High resolution numerical study of Rayleigh-Taylor turbulence using a thermal lattice Boltzmann scheme

TL;DR

This study uses high-resolution numerical simulations with a thermal lattice Boltzmann method to analyze 2D Rayleigh-Taylor turbulence, focusing on methodological accuracy and physical insights into scaling laws at high Rayleigh numbers.

Contribution

It introduces a high-resolution thermal lattice Boltzmann scheme for simulating 2D Rayleigh-Taylor turbulence and evaluates its stability, accuracy, and physical validity at high Rayleigh and Reynolds numbers.

Findings

Confirmation of Bolgiano-like inertial scaling in 2D turbulence

Identification of intermittency deviations in velocity and temperature scaling

Analysis of gradient flatness dependence on Rayleigh number

Abstract

We present results of a high resolution numerical study of two dimensional (2d) Rayleigh-Taylor turbulence using a recently proposed thermal lattice Boltzmann method (LBT).
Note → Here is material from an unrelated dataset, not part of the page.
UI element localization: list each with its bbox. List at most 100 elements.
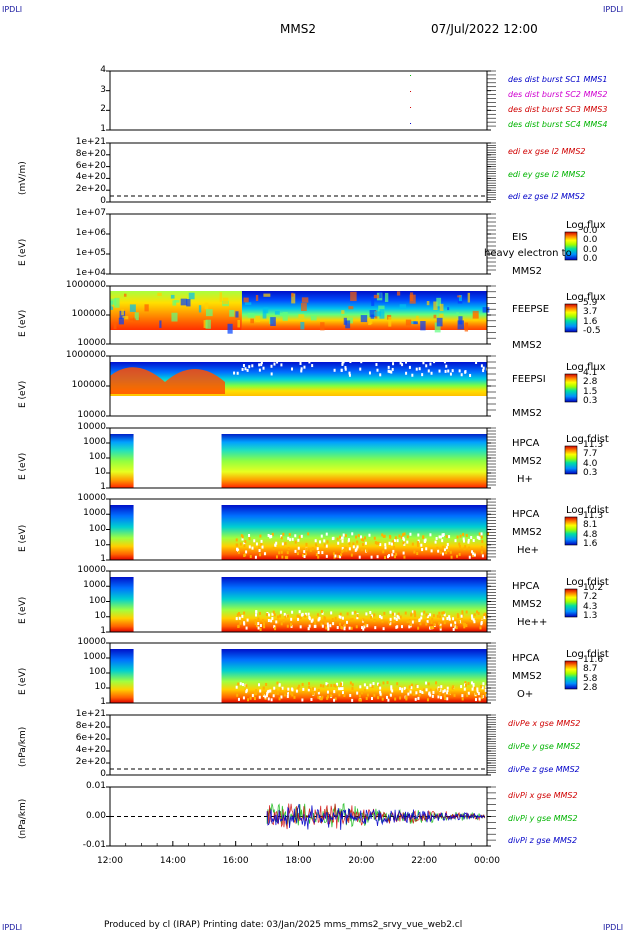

The goal of our study is both methodological and physical. We assess merits and limitations concerning small- and large-scale resolution/accuracy of the adopted integration scheme. We discuss quantitatively the requirements needed to keep the method stable and precise enough to simulate stratified and unstratified flows driven by thermal active fluctuations at high Rayleigh and high Reynolds numbers. We present data with spatial resolution up to 4096 x 10000 grid points and Rayleigh number up to Ra ~ 10^11 . The statistical quality of the data allows us to investigate velocity and temperature fluctuations, scale-by-scale, over roughly four decades. We present a detailed quantitative analysis of scaling laws in the viscous, inertial and integral range, supporting the existence of a Bolgiano-like inertial scaling, as expected in 2d systems. We also discuss the presence of small/large intermittent deviation to the scaling of velocity/temperature fluctuations and the Rayleigh dependency of gradients flatness.